I was driving to the Dept of Driver Services (known in most other US States as the DMV or Department of Motor Vehicles) to drop off some paperwork for my DH because they're only open Tues-Fri and those are the days he has to work, so...anyway.
I was driving, as one does, and I was thinking about the other errands I had to run (PO for stamps, grocery store for milk) and when I had run out of those I just let my mind wander randomly through things, again, as one does. And it's kind of a mishmash in there -- I tend to click on random links via Twitter, Tumblr, and Facebook, and I accidentally follow a number of fandoms via Tumblr (srsly. I do not watch Teen Wolf, Supernatural, or Leverage, but they make up about 65% minimum of the non-hockey stuff I see on Tumblr. I don't mind; I'm interested enough to care what happens to the characters but not interested enough to actually watch the shows). And then "I Won't Say I'm in Love," the song from Disney's Hercules, came on my iPod, and a couple of things kind of started slotting together and...
Welp.
Like I said, it's cobwebby and a bit weird in here, and someone else somewhere else has probably said the same things better than my sleep-deprived brain, but...
There are certain things that seem to happen with an almost predictable regularity within the community of romance readers -- someone getting bent out of shape over less-than-stellar reviews, for instance. One of the ones that I notice the most in a direct way is when someone somewhere gets a Holier-than-thou over readers of romance, proceeds to make sweeping statements about us and the authors we love, and generally turns it into the butt of an unspecified but unnecessary number of jokes.
And then I thought about Hercules, and any number of other movies, Disney and otherwise, that really didn't need to have romance in them, and would in fact have been just as good, if not better, had they not taken that direction at all. Does Hercules really need to have a crush on Megara (or her back at him) in order for him to feel like what happened to her was wrong, and she deserves better? Nope, not really... And how many other movies can that apply to? Does Ariel really *have* to marry Eric in order to experience life as a human? Does it all have to be about Twu Wuv?

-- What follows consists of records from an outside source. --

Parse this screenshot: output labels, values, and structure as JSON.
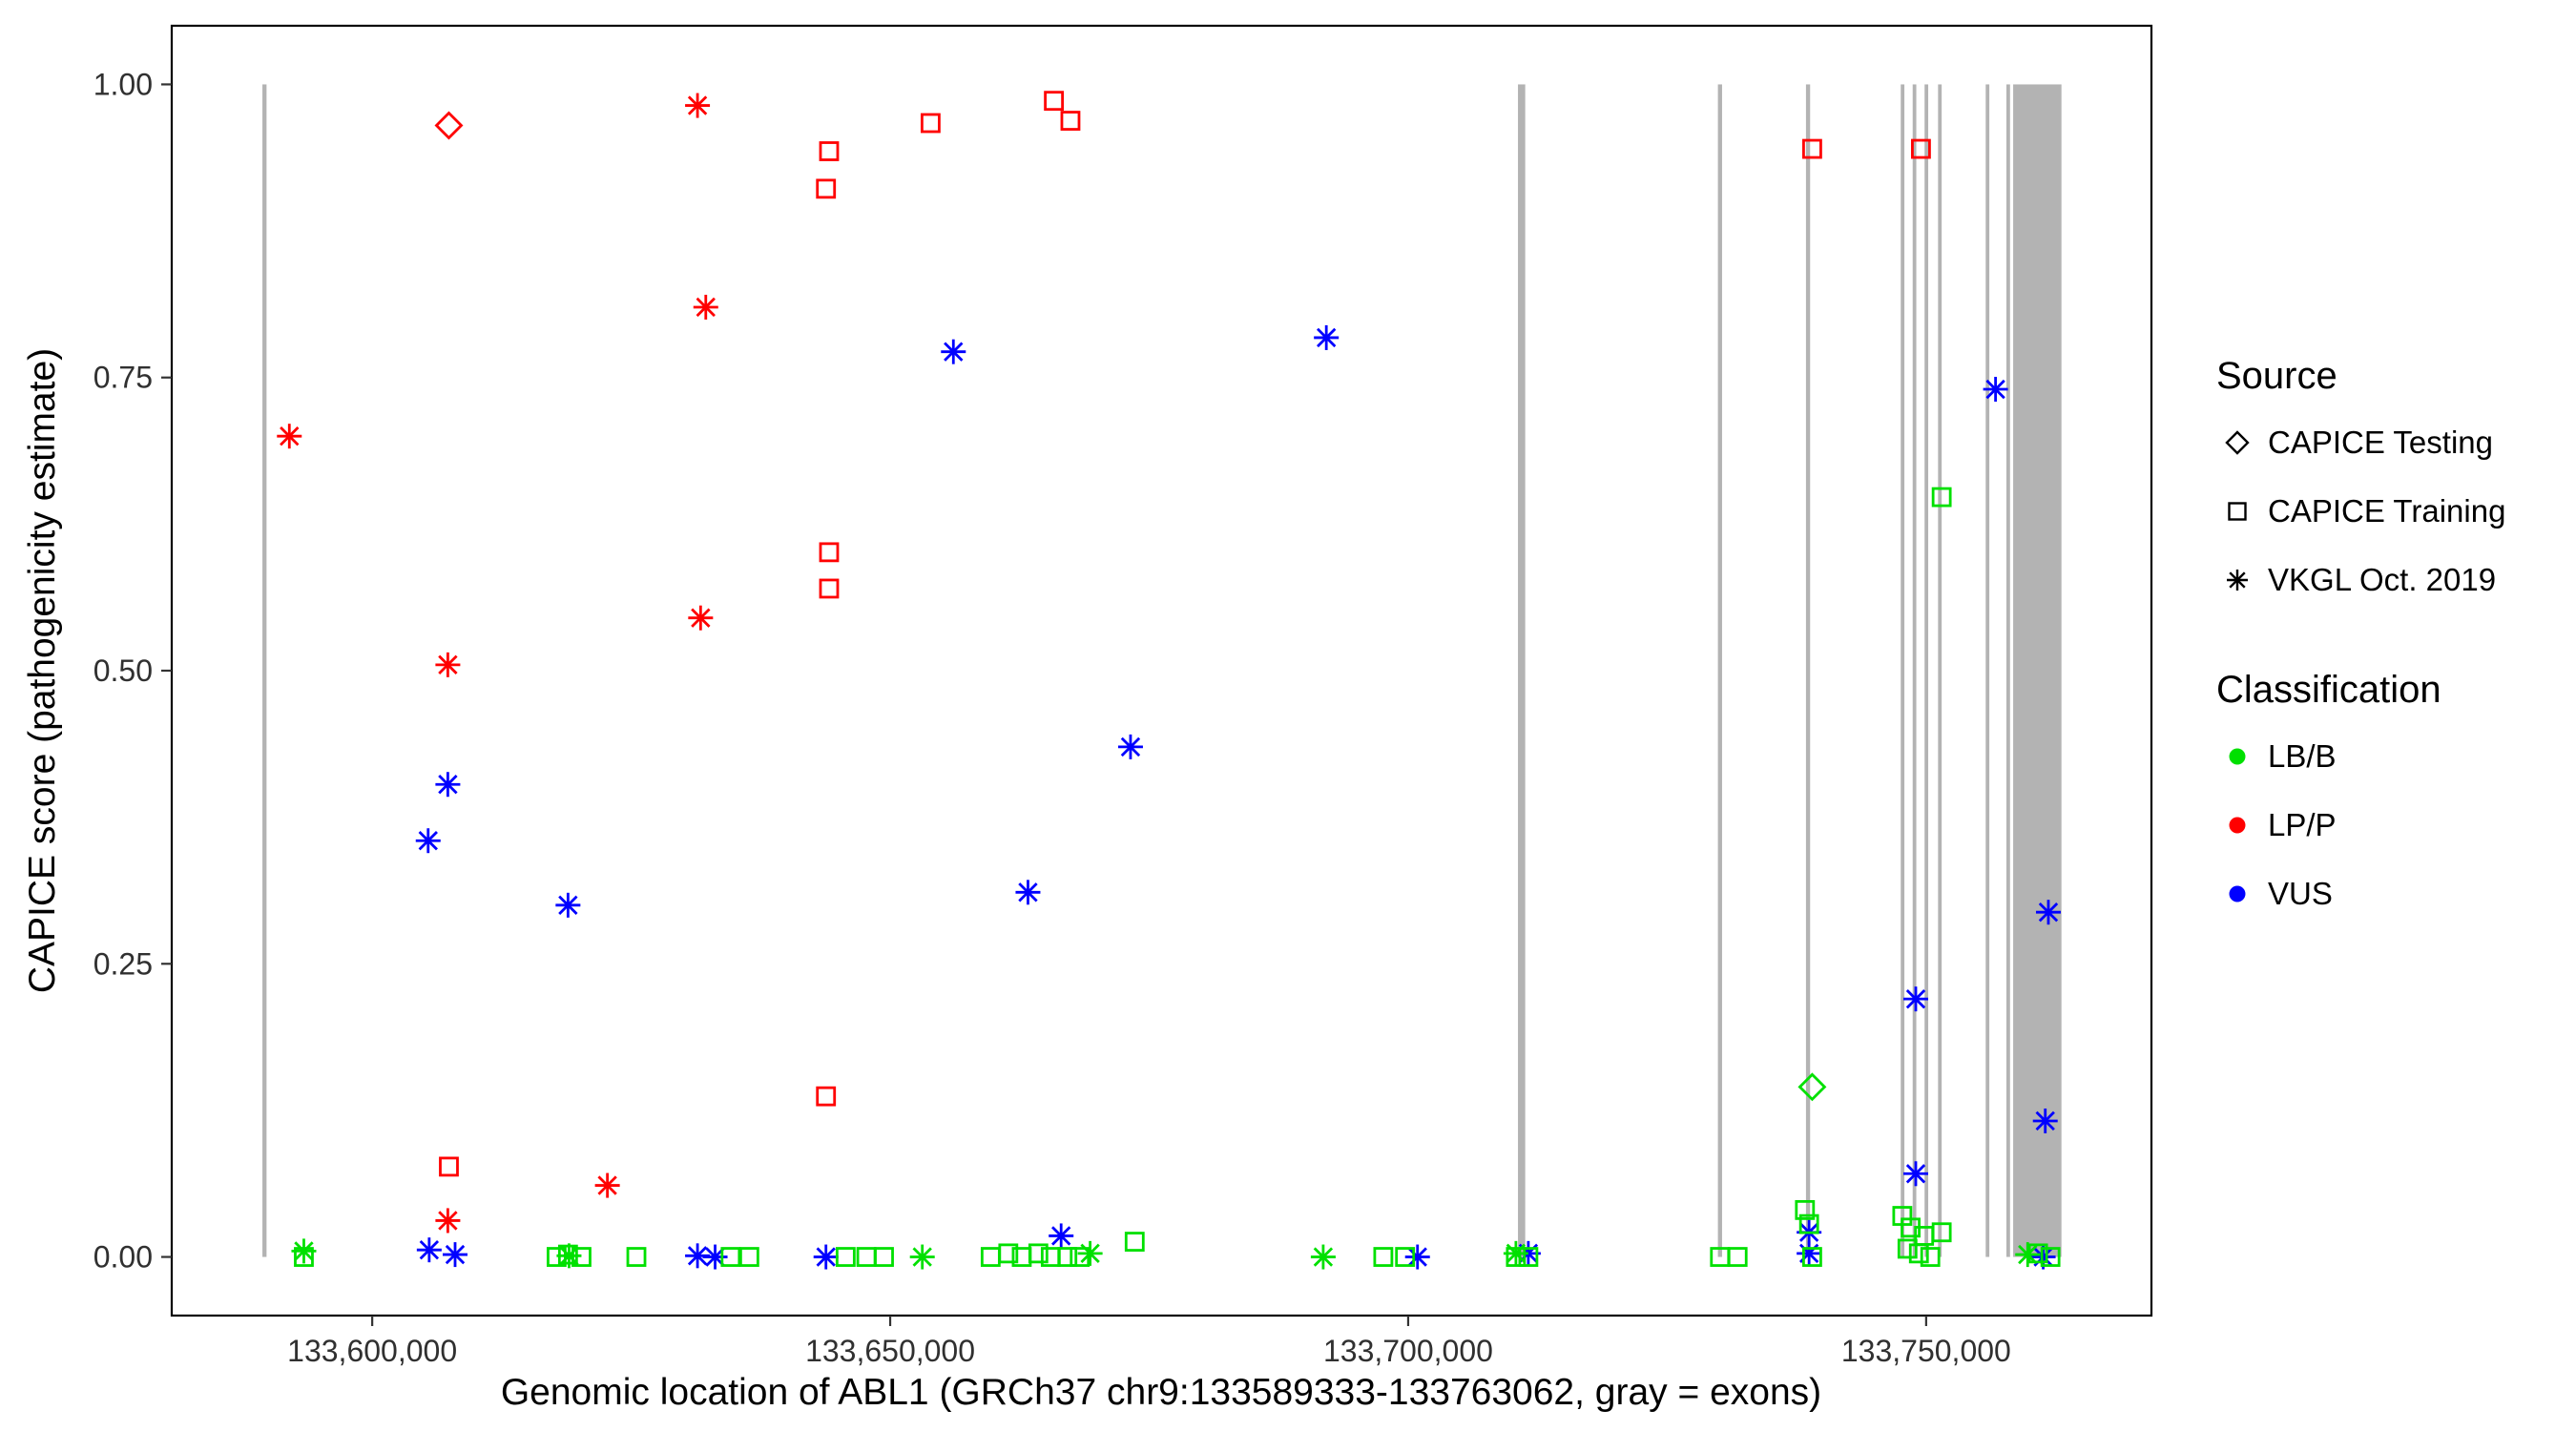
{
  "figure": {
    "background": "#FFFFFF"
  },
  "chart_data": {
    "type": "scatter",
    "title": "",
    "xlabel": "Genomic location of ABL1 (GRCh37 chr9:133589333-133763062, gray = exons)",
    "ylabel": "CAPICE score (pathogenicity estimate)",
    "xlim": [
      133580647,
      133771748
    ],
    "ylim": [
      -0.05,
      1.05
    ],
    "grid": false,
    "x_ticks": [
      {
        "value": 133600000,
        "label": "133,600,000"
      },
      {
        "value": 133650000,
        "label": "133,650,000"
      },
      {
        "value": 133700000,
        "label": "133,700,000"
      },
      {
        "value": 133750000,
        "label": "133,750,000"
      }
    ],
    "y_ticks": [
      {
        "value": 0.0,
        "label": "0.00"
      },
      {
        "value": 0.25,
        "label": "0.25"
      },
      {
        "value": 0.5,
        "label": "0.50"
      },
      {
        "value": 0.75,
        "label": "0.75"
      },
      {
        "value": 1.0,
        "label": "1.00"
      }
    ],
    "exon_color": "#B3B3B3",
    "exons": [
      [
        133589400,
        133589800
      ],
      [
        133710600,
        133711300
      ],
      [
        133729900,
        133730300
      ],
      [
        133738400,
        133738800
      ],
      [
        133747550,
        133747900
      ],
      [
        133748700,
        133749050
      ],
      [
        133749850,
        133750200
      ],
      [
        133751150,
        133751500
      ],
      [
        133755750,
        133756100
      ],
      [
        133757750,
        133758100
      ],
      [
        133758400,
        133763062
      ]
    ],
    "shape_by_source": {
      "testing": "diamond",
      "training": "square",
      "vkgl": "asterisk"
    },
    "source_names": {
      "testing": "CAPICE Testing",
      "training": "CAPICE Training",
      "vkgl": "VKGL Oct. 2019"
    },
    "color_by_classification": {
      "LB/B": "#00E000",
      "LP/P": "#FF0000",
      "VUS": "#0000FF"
    },
    "points_format": [
      "x",
      "y",
      "source",
      "classification"
    ],
    "points": [
      [
        133592000,
        0.7,
        "vkgl",
        "LP/P"
      ],
      [
        133607300,
        0.505,
        "vkgl",
        "LP/P"
      ],
      [
        133607300,
        0.031,
        "vkgl",
        "LP/P"
      ],
      [
        133622700,
        0.061,
        "vkgl",
        "LP/P"
      ],
      [
        133631400,
        0.982,
        "vkgl",
        "LP/P"
      ],
      [
        133632200,
        0.81,
        "vkgl",
        "LP/P"
      ],
      [
        133631700,
        0.545,
        "vkgl",
        "LP/P"
      ],
      [
        133607400,
        0.077,
        "training",
        "LP/P"
      ],
      [
        133644100,
        0.943,
        "training",
        "LP/P"
      ],
      [
        133643800,
        0.911,
        "training",
        "LP/P"
      ],
      [
        133653900,
        0.967,
        "training",
        "LP/P"
      ],
      [
        133665800,
        0.986,
        "training",
        "LP/P"
      ],
      [
        133667400,
        0.969,
        "training",
        "LP/P"
      ],
      [
        133644100,
        0.601,
        "training",
        "LP/P"
      ],
      [
        133644100,
        0.57,
        "training",
        "LP/P"
      ],
      [
        133643800,
        0.137,
        "training",
        "LP/P"
      ],
      [
        133739000,
        0.945,
        "training",
        "LP/P"
      ],
      [
        133749500,
        0.945,
        "training",
        "LP/P"
      ],
      [
        133607400,
        0.965,
        "testing",
        "LP/P"
      ],
      [
        133607300,
        0.403,
        "vkgl",
        "VUS"
      ],
      [
        133605400,
        0.355,
        "vkgl",
        "VUS"
      ],
      [
        133618900,
        0.3,
        "vkgl",
        "VUS"
      ],
      [
        133656100,
        0.772,
        "vkgl",
        "VUS"
      ],
      [
        133663300,
        0.311,
        "vkgl",
        "VUS"
      ],
      [
        133673200,
        0.435,
        "vkgl",
        "VUS"
      ],
      [
        133692100,
        0.784,
        "vkgl",
        "VUS"
      ],
      [
        133756700,
        0.74,
        "vkgl",
        "VUS"
      ],
      [
        133761800,
        0.294,
        "vkgl",
        "VUS"
      ],
      [
        133749000,
        0.22,
        "vkgl",
        "VUS"
      ],
      [
        133749000,
        0.071,
        "vkgl",
        "VUS"
      ],
      [
        133761500,
        0.116,
        "vkgl",
        "VUS"
      ],
      [
        133666500,
        0.018,
        "vkgl",
        "VUS"
      ],
      [
        133605500,
        0.006,
        "vkgl",
        "VUS"
      ],
      [
        133608000,
        0.002,
        "vkgl",
        "VUS"
      ],
      [
        133631400,
        0.001,
        "vkgl",
        "VUS"
      ],
      [
        133633100,
        0.0,
        "vkgl",
        "VUS"
      ],
      [
        133643800,
        0.0,
        "vkgl",
        "VUS"
      ],
      [
        133700900,
        0.0,
        "vkgl",
        "VUS"
      ],
      [
        133711600,
        0.003,
        "vkgl",
        "VUS"
      ],
      [
        133738700,
        0.021,
        "vkgl",
        "VUS"
      ],
      [
        133738700,
        0.003,
        "vkgl",
        "VUS"
      ],
      [
        133761300,
        0.0,
        "vkgl",
        "VUS"
      ],
      [
        133593400,
        0.005,
        "vkgl",
        "LB/B"
      ],
      [
        133619000,
        0.001,
        "vkgl",
        "LB/B"
      ],
      [
        133653100,
        0.0,
        "vkgl",
        "LB/B"
      ],
      [
        133669300,
        0.003,
        "vkgl",
        "LB/B"
      ],
      [
        133691800,
        0.0,
        "vkgl",
        "LB/B"
      ],
      [
        133710400,
        0.003,
        "vkgl",
        "LB/B"
      ],
      [
        133759800,
        0.002,
        "vkgl",
        "LB/B"
      ],
      [
        133593400,
        0.0,
        "training",
        "LB/B"
      ],
      [
        133617800,
        0.0,
        "training",
        "LB/B"
      ],
      [
        133618900,
        0.002,
        "training",
        "LB/B"
      ],
      [
        133620200,
        0.0,
        "training",
        "LB/B"
      ],
      [
        133625500,
        0.0,
        "training",
        "LB/B"
      ],
      [
        133634600,
        0.0,
        "training",
        "LB/B"
      ],
      [
        133636400,
        0.0,
        "training",
        "LB/B"
      ],
      [
        133645700,
        0.0,
        "training",
        "LB/B"
      ],
      [
        133647700,
        0.0,
        "training",
        "LB/B"
      ],
      [
        133649400,
        0.0,
        "training",
        "LB/B"
      ],
      [
        133659700,
        0.0,
        "training",
        "LB/B"
      ],
      [
        133661400,
        0.003,
        "training",
        "LB/B"
      ],
      [
        133662700,
        0.0,
        "training",
        "LB/B"
      ],
      [
        133664300,
        0.003,
        "training",
        "LB/B"
      ],
      [
        133665500,
        0.0,
        "training",
        "LB/B"
      ],
      [
        133667100,
        0.0,
        "training",
        "LB/B"
      ],
      [
        133668300,
        0.0,
        "training",
        "LB/B"
      ],
      [
        133673600,
        0.013,
        "training",
        "LB/B"
      ],
      [
        133697600,
        0.0,
        "training",
        "LB/B"
      ],
      [
        133699700,
        0.0,
        "training",
        "LB/B"
      ],
      [
        133710400,
        0.0,
        "training",
        "LB/B"
      ],
      [
        133711600,
        0.0,
        "training",
        "LB/B"
      ],
      [
        133730100,
        0.0,
        "training",
        "LB/B"
      ],
      [
        133731800,
        0.0,
        "training",
        "LB/B"
      ],
      [
        133738300,
        0.04,
        "training",
        "LB/B"
      ],
      [
        133738700,
        0.028,
        "training",
        "LB/B"
      ],
      [
        133739000,
        0.0,
        "training",
        "LB/B"
      ],
      [
        133747700,
        0.035,
        "training",
        "LB/B"
      ],
      [
        133748500,
        0.025,
        "training",
        "LB/B"
      ],
      [
        133749800,
        0.018,
        "training",
        "LB/B"
      ],
      [
        133751500,
        0.021,
        "training",
        "LB/B"
      ],
      [
        133748200,
        0.007,
        "training",
        "LB/B"
      ],
      [
        133749300,
        0.003,
        "training",
        "LB/B"
      ],
      [
        133750400,
        0.0,
        "training",
        "LB/B"
      ],
      [
        133760800,
        0.003,
        "training",
        "LB/B"
      ],
      [
        133762000,
        0.0,
        "training",
        "LB/B"
      ],
      [
        133751500,
        0.648,
        "training",
        "LB/B"
      ],
      [
        133739000,
        0.145,
        "testing",
        "LB/B"
      ]
    ]
  },
  "legend": {
    "source_title": "Source",
    "source_items": [
      {
        "label": "CAPICE Testing",
        "shape": "diamond"
      },
      {
        "label": "CAPICE Training",
        "shape": "square"
      },
      {
        "label": "VKGL Oct. 2019",
        "shape": "asterisk"
      }
    ],
    "classification_title": "Classification",
    "classification_items": [
      {
        "label": "LB/B",
        "color": "#00E000"
      },
      {
        "label": "LP/P",
        "color": "#FF0000"
      },
      {
        "label": "VUS",
        "color": "#0000FF"
      }
    ]
  }
}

Is it really fair of us to spoon-feed this idea of romance to children from a young age, then turn around and tell them they're stupid for believing it? We saturate our kids with media presenting certain images of life and behavior and basically tell them "This is what you should be striving for" and then turn around and tell them that those things are wrong or bad or dangerous or stupid. And it's really hard, unless you're a super-fundamentalist who avoids the entire outside world, to *not* expose your kids to some level of this. And even talking frankly and openly about it can only help so much -- if they're getting one thing from you and something different from every single other direction in their lives outside of you, is it going to be enough?
And yet we continue to read and love and champion romance, because in the end, it's about all kinds of love, and humanity is made up of all the different kinds of love we can gather to ourselves.